George Kurtz, president and chief executive of Foundstone and an Internet security expert, agrees.
"The Whois listing pulls up any record that has Microsoft in it no matter who it is," Kurtz says. "I honestly don't think in this case the problem is a security issue. It's probably some DNS issue, but I don't think it's related to a security breach of the DNS system."
But whether the Whois list of false domain names points to any larger IP address tampering remains unclear.
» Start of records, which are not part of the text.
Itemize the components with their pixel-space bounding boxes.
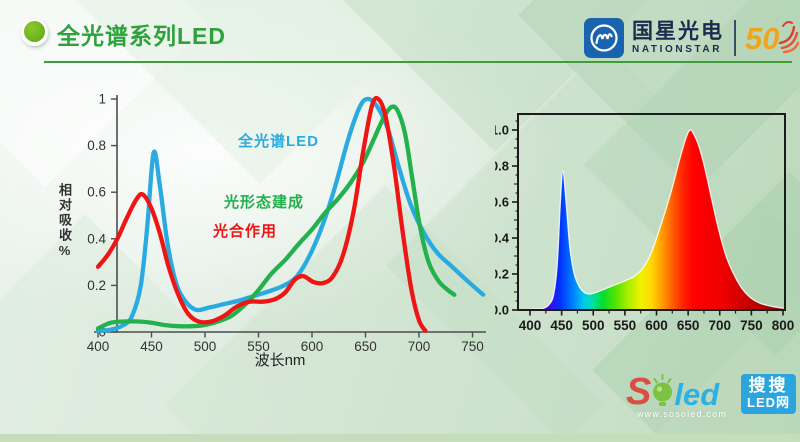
svg-text:400: 400: [87, 339, 110, 354]
svg-text:500: 500: [194, 339, 217, 354]
phoenix-wing-icon: [779, 21, 800, 54]
svg-text:0.6: 0.6: [495, 195, 509, 210]
svg-text:700: 700: [408, 339, 431, 354]
logo-name-en: NATIONSTAR: [632, 44, 723, 55]
svg-text:750: 750: [740, 318, 763, 333]
svg-text:0.0: 0.0: [495, 303, 509, 318]
svg-text:400: 400: [519, 318, 542, 333]
label-full-spectrum-led: 全光谱LED: [238, 133, 320, 150]
svg-text:1.0: 1.0: [495, 123, 509, 138]
svg-text:500: 500: [582, 318, 605, 333]
svg-text:750: 750: [461, 339, 484, 354]
soled-badge: 搜搜 LED网: [741, 374, 797, 414]
svg-text:600: 600: [301, 339, 324, 354]
svg-text:450: 450: [550, 318, 573, 333]
soled-logo-text: S led: [626, 370, 738, 413]
soled-badge-line2: LED网: [747, 394, 791, 410]
svg-text:800: 800: [772, 318, 795, 333]
svg-text:700: 700: [708, 318, 731, 333]
footer-strip: [0, 434, 800, 442]
svg-text:650: 650: [354, 339, 377, 354]
svg-text:0.8: 0.8: [87, 138, 106, 153]
svg-text:650: 650: [677, 318, 700, 333]
header-underline: [44, 61, 792, 63]
label-photosynthesis: 光合作用: [213, 223, 278, 240]
soled-badge-line1: 搜搜: [748, 376, 789, 395]
page-title: 全光谱系列LED: [57, 23, 226, 49]
svg-text:0.8: 0.8: [495, 159, 509, 174]
svg-text:0.2: 0.2: [495, 267, 509, 282]
anniversary-50-mark: 50: [745, 18, 800, 58]
soled-bulb-icon: [653, 374, 673, 406]
soled-logo: S led www.sosoled.com: [626, 370, 738, 419]
nationstar-logo-text: 国星光电 NATIONSTAR: [632, 21, 724, 55]
anniversary-50-text: 50: [745, 20, 780, 56]
soled-letter-s: S: [626, 370, 652, 413]
soled-letters-led: led: [674, 376, 720, 412]
svg-text:600: 600: [645, 318, 668, 333]
nationstar-logo: 国星光电 NATIONSTAR 50: [584, 15, 800, 61]
svg-text:0.6: 0.6: [87, 185, 106, 200]
logo-divider: [734, 20, 736, 56]
svg-text:0.4: 0.4: [495, 231, 510, 246]
svg-text:550: 550: [614, 318, 637, 333]
nationstar-logo-mark-icon: [584, 18, 624, 58]
left-chart-y-axis-title: 相对吸收%: [57, 183, 72, 260]
soled-url: www.sosoled.com: [636, 409, 728, 419]
svg-text:0.2: 0.2: [87, 278, 106, 293]
green-bullet-icon: [24, 21, 45, 42]
svg-text:550: 550: [247, 339, 270, 354]
svg-text:0.4: 0.4: [87, 231, 106, 246]
logo-name-cn: 国星光电: [632, 20, 724, 43]
left-chart-x-axis-title: 波长nm: [254, 352, 306, 369]
svg-text:450: 450: [140, 339, 163, 354]
led-spectrum-chart: 400 450 500 550 600 650 700 750 800 0.0 0.2 0.4 0.6 0…: [495, 113, 795, 333]
svg-text:1: 1: [98, 92, 106, 107]
soled-watermark: S led www.sosoled.com 搜搜 LED网: [626, 370, 797, 419]
label-photomorphogenesis: 光形态建成: [224, 194, 305, 211]
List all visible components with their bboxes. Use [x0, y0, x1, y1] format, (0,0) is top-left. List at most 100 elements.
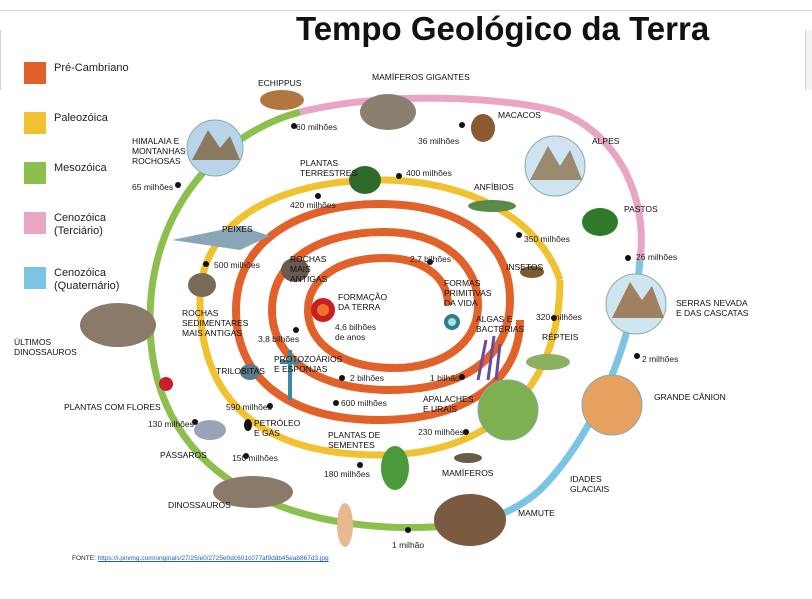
- time-label: 4,6 bilhões de anos: [335, 322, 376, 342]
- birds-icon: [194, 420, 226, 440]
- echippus-icon: [260, 90, 304, 110]
- event-label: MACACOS: [498, 110, 541, 120]
- time-label: 36 milhões: [418, 136, 459, 146]
- event-label: PETRÓLEO E GÁS: [254, 418, 301, 438]
- event-label: MAMUTE: [518, 508, 555, 518]
- time-label: 590 milhões: [226, 402, 272, 412]
- event-label: ROCHAS MAIS ANTIGAS: [290, 254, 328, 284]
- trilobites-icon: [240, 364, 260, 380]
- legend-label: Paleozóica: [54, 112, 108, 124]
- time-label: 320 milhões: [536, 312, 582, 322]
- time-label: 400 milhões: [406, 168, 452, 178]
- event-label: DINOSSAUROS: [168, 500, 231, 510]
- time-label: 3,8 bilhões: [258, 334, 299, 344]
- source-prefix: FONTE:: [72, 555, 98, 562]
- event-label: ALGAS E BACTÉRIAS: [476, 314, 525, 334]
- oldest-rocks-icon: [281, 258, 309, 282]
- time-label: 2 milhões: [642, 354, 678, 364]
- time-label: 2,7 bilhões: [410, 254, 451, 264]
- event-label: ÚLTIMOS DINOSSAUROS: [14, 337, 77, 357]
- time-label: 26 milhões: [636, 252, 677, 262]
- precambrian-spiral: [231, 199, 524, 425]
- algae-bacteria-icon: [476, 335, 502, 381]
- legend-item-quaternario: Cenozóica (Quaternário): [24, 267, 119, 293]
- legend-swatch: [24, 162, 46, 184]
- legend-label: Cenozóica (Quaternário): [54, 267, 120, 292]
- human-icon: [337, 503, 353, 547]
- event-label: ANFÍBIOS: [474, 182, 514, 192]
- earth-core-icon: [317, 304, 329, 316]
- event-label: PLANTAS DE SEMENTES: [328, 430, 381, 450]
- event-label: PÁSSAROS: [160, 450, 207, 460]
- event-label: ECHIPPUS: [258, 78, 302, 88]
- event-label: IDADES GLACIAIS: [570, 474, 610, 494]
- event-label: SERRAS NEVADA E DAS CASCATAS: [676, 298, 749, 318]
- legend-item-pre-cambriano: Pré-Cambriano: [24, 62, 129, 84]
- time-label: 600 milhões: [341, 398, 387, 408]
- legend-item-paleozoica: Paleozóica: [24, 112, 108, 134]
- giant-mammals-icon: [360, 94, 416, 130]
- event-label: ROCHAS SEDIMENTARES MAIS ANTIGAS: [182, 308, 249, 338]
- time-label: 1 bilhão: [430, 373, 460, 383]
- event-label: PROTOZOÁRIOS E ESPONJAS: [274, 354, 343, 374]
- source-footer: FONTE: https://i.pinimg.com/originals/27…: [72, 555, 329, 562]
- event-label: FORMAÇÃO DA TERRA: [338, 292, 388, 312]
- legend-swatch: [24, 212, 46, 234]
- mammals-icon: [454, 453, 482, 463]
- timeline-dots: [175, 122, 640, 533]
- sponges-icon: [280, 350, 300, 400]
- event-label: MAMÍFEROS GIGANTES: [372, 72, 470, 82]
- appalachians-icon: [477, 379, 539, 441]
- page-title: Tempo Geológico da Terra: [296, 10, 710, 47]
- mammoth-icon: [434, 494, 506, 546]
- monkeys-icon: [471, 114, 495, 142]
- sierra-peak-icon: [612, 282, 664, 318]
- amphibians-icon: [468, 200, 516, 212]
- grand-canyon-icon: [581, 374, 643, 436]
- seed-plants-icon: [381, 446, 409, 490]
- last-dinosaurs-icon: [80, 303, 156, 347]
- time-label: 1 milhão: [392, 540, 424, 550]
- event-label: TRILOBITAS: [216, 366, 265, 376]
- top-divider: [0, 10, 812, 11]
- legend-swatch: [24, 267, 46, 289]
- left-edge-mark: [0, 30, 5, 90]
- legend-label: Mesozóica: [54, 162, 107, 174]
- time-label: 2 bilhões: [350, 373, 384, 383]
- alps-peak-icon: [530, 146, 582, 180]
- event-label: APALACHES E URAIS: [423, 394, 474, 414]
- land-plants-icon: [349, 166, 381, 194]
- event-label: PASTOS: [624, 204, 658, 214]
- paleozoic-band: [196, 176, 564, 459]
- event-label: INSETOS: [506, 262, 543, 272]
- time-label: 230 milhões: [418, 427, 464, 437]
- time-label: 180 milhões: [324, 469, 370, 479]
- legend-item-terciario: Cenozóica (Terciário): [24, 212, 106, 238]
- legend-swatch: [24, 112, 46, 134]
- event-label: ALPES: [592, 136, 620, 146]
- time-label: 420 milhões: [290, 200, 336, 210]
- event-label: PLANTAS COM FLORES: [64, 402, 161, 412]
- time-label: 60 milhões: [296, 122, 337, 132]
- reptiles-icon: [526, 354, 570, 370]
- primitive-life-core-icon: [448, 318, 456, 326]
- time-label: 500 milhões: [214, 260, 260, 270]
- event-label: MAMÍFEROS: [442, 468, 494, 478]
- event-label: GRANDE CÂNION: [654, 392, 726, 402]
- insects-icon: [520, 266, 544, 278]
- source-link[interactable]: https://i.pinimg.com/originals/27/25/e0/…: [97, 555, 329, 562]
- legend-label: Pré-Cambriano: [54, 62, 129, 74]
- event-label: RÉPTEIS: [542, 332, 579, 342]
- time-label: 130 milhões: [148, 419, 194, 429]
- event-label: PLANTAS TERRESTRES: [300, 158, 357, 178]
- event-label: FORMAS PRIMITIVAS DA VIDA: [444, 278, 492, 308]
- oldest-sedimentary-rocks-icon: [188, 273, 216, 297]
- grass-icon: [582, 208, 618, 236]
- fish-icon: [172, 226, 270, 250]
- legend-swatch: [24, 62, 46, 84]
- event-label: PEIXES: [222, 224, 253, 234]
- time-label: 65 milhões: [132, 182, 173, 192]
- event-labels: ECHIPPUS MAMÍFEROS GIGANTES MACACOS HIMALAI…: [14, 72, 749, 518]
- flowering-plants-icon: [159, 377, 173, 391]
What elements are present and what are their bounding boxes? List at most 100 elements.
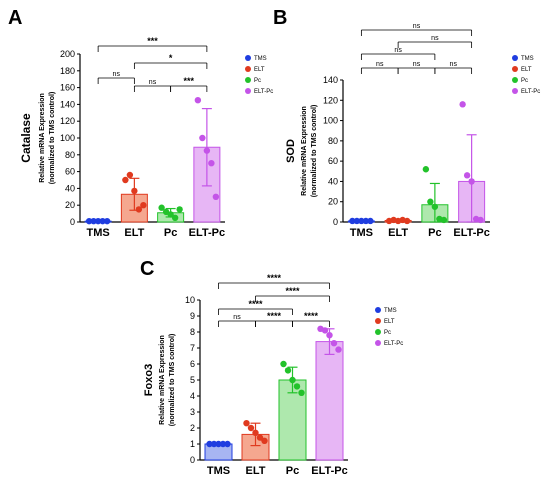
data-point <box>326 332 333 339</box>
data-point <box>194 97 202 104</box>
legend-label: Pc <box>521 78 528 84</box>
sig-label: **** <box>267 311 282 321</box>
data-point <box>422 166 430 173</box>
y-tick-label: 0 <box>190 455 195 465</box>
y-tick-label: 100 <box>60 133 75 143</box>
y-tick-label: 8 <box>190 327 195 337</box>
sig-label: *** <box>183 76 194 86</box>
y-axis-label: Relative mRNA Expression <box>301 106 308 196</box>
data-point <box>440 216 448 224</box>
data-point <box>243 420 250 427</box>
data-point <box>403 217 411 225</box>
data-point <box>85 217 93 225</box>
legend-marker <box>245 55 251 61</box>
data-point <box>463 172 471 179</box>
sig-label: ns <box>233 314 241 321</box>
legend-label: ELT <box>521 67 532 73</box>
y-tick-label: 20 <box>65 200 75 210</box>
data-point <box>140 202 147 209</box>
x-tick-label: ELT <box>388 227 408 239</box>
sig-label: ns <box>149 79 157 86</box>
data-point <box>167 211 174 218</box>
data-point <box>261 437 268 444</box>
x-tick-label: ELT-Pc <box>311 465 347 477</box>
sig-label: *** <box>147 36 158 46</box>
data-point <box>94 217 102 225</box>
legend-marker <box>375 340 381 346</box>
y-tick-label: 3 <box>190 407 195 417</box>
x-tick-label: ELT-Pc <box>189 227 225 239</box>
legend-marker <box>512 55 518 61</box>
data-point <box>284 367 292 374</box>
x-tick-label: TMS <box>207 465 230 477</box>
legend-marker <box>245 66 251 72</box>
legend-label: ELT-Pc <box>521 89 540 95</box>
sig-label: ns <box>431 35 439 42</box>
x-tick-label: ELT <box>246 465 266 477</box>
legend-marker <box>512 88 518 94</box>
x-tick-label: Pc <box>428 227 441 239</box>
data-point <box>131 187 138 195</box>
legend-label: Pc <box>384 330 391 336</box>
y-axis-label: Catalase <box>19 113 33 163</box>
data-point <box>126 171 134 179</box>
y-tick-label: 0 <box>70 217 75 227</box>
legend-label: ELT-Pc <box>384 341 403 347</box>
y-tick-label: 10 <box>185 295 195 305</box>
y-tick-label: 6 <box>190 359 195 369</box>
data-point <box>321 327 329 334</box>
data-point <box>298 389 305 396</box>
legend-label: TMS <box>254 56 267 62</box>
sig-label: ns <box>113 71 121 78</box>
panel-letter: A <box>8 7 22 29</box>
legend-marker <box>245 88 251 94</box>
data-point <box>203 147 211 154</box>
y-axis-label: (normalized to TMS control) <box>169 334 176 427</box>
data-point <box>330 340 338 347</box>
data-point <box>358 217 365 225</box>
data-point <box>468 178 475 185</box>
y-tick-label: 120 <box>60 116 75 126</box>
y-tick-label: 4 <box>190 391 195 401</box>
legend-marker <box>245 77 251 83</box>
legend-marker <box>512 77 518 83</box>
x-tick-label: Pc <box>164 227 177 239</box>
data-point <box>477 216 484 224</box>
data-point <box>210 440 218 448</box>
data-point <box>335 346 342 353</box>
data-point <box>199 134 206 142</box>
data-point <box>431 203 439 210</box>
data-point <box>103 217 111 225</box>
panel-c-chart: C Foxo3 Relative mRNA Expression (normalize… <box>140 258 403 477</box>
legend-label: ELT <box>254 67 265 73</box>
data-point <box>349 217 356 225</box>
data-point <box>212 193 220 200</box>
y-tick-label: 60 <box>65 167 75 177</box>
y-tick-label: 120 <box>323 95 338 105</box>
panel-letter: C <box>140 258 154 280</box>
legend-label: ELT-Pc <box>254 89 273 95</box>
data-point <box>280 360 287 368</box>
panel-b-chart: B SOD Relative mRNA Expression (normalized … <box>273 7 540 239</box>
legend-marker <box>512 66 518 72</box>
y-axis-label: (normalized to TMS control) <box>49 92 56 185</box>
sig-label: **** <box>248 299 263 309</box>
y-tick-label: 60 <box>328 156 338 166</box>
x-tick-label: Pc <box>286 465 299 477</box>
y-tick-label: 0 <box>333 217 338 227</box>
y-tick-label: 40 <box>328 176 338 186</box>
y-tick-label: 20 <box>328 197 338 207</box>
x-tick-label: TMS <box>350 227 373 239</box>
y-axis-label: Foxo3 <box>143 364 155 396</box>
data-point <box>247 424 255 432</box>
legend-label: ELT <box>384 319 395 325</box>
data-point <box>224 440 231 448</box>
data-point <box>90 217 97 225</box>
data-point <box>215 440 222 448</box>
data-point <box>122 176 129 184</box>
legend-marker <box>375 318 381 324</box>
y-tick-label: 140 <box>60 99 75 109</box>
legend-label: Pc <box>254 78 261 84</box>
data-point <box>459 101 466 108</box>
Microsoft Downplays Problem
Microsoft acknowledges it has a DNS problem, but denies the likelihood of a security problem or hacker situation. Still, it's certain that a high-traffic group of Microsoft Web sites was unreachable Tuesday night and remains unreliable Wednesday. If the domain name registrars were attacked, other sites could be vulnerable to this kind of blackout.
"As a general rule, mistakes are more likely the cause than maliciousness," says Bruce Schneier, chief technology officer at CounterPane Internet Security. We simply don't have enough information to know what or who caused the domain name server problems, he says. "The answer is possibly, but we don't know," Schneier adds.
Still, Schneier contends it's too early to speculate on any single cause.
Microsoft isn't saying anything, he notes. But then, Microsoft denied any problems after the much-publicized break-in of its servers last fall, he adds.
In October, hackers broke into Microsoft's corporate network, and gained access to information on its upcoming update to Windows, code-named Whistler. Although Microsoft tried to minimize the incidents, the attacks did expose possible security holes within the company's networks.
Untangling the Domain Game
Representatives of Network Solutions say it's still investigating the situation and, like Microsoft, won't definitively declare the cause. But Foundstone's Kurtz suggests one possibility that ties the problem to Network Solutions.
"Network Solutions runs the DNS server for many Internet companies," Kurtz says. "If someone convinces Network Solutions to change the domain name -- something referred to as domain name hijacking -- the domain points to something other than, say, Microsoft."
Kurtz does not suggest Microsoft has experienced such a domain name hijack. But he notes that it happened to America Online in 1998.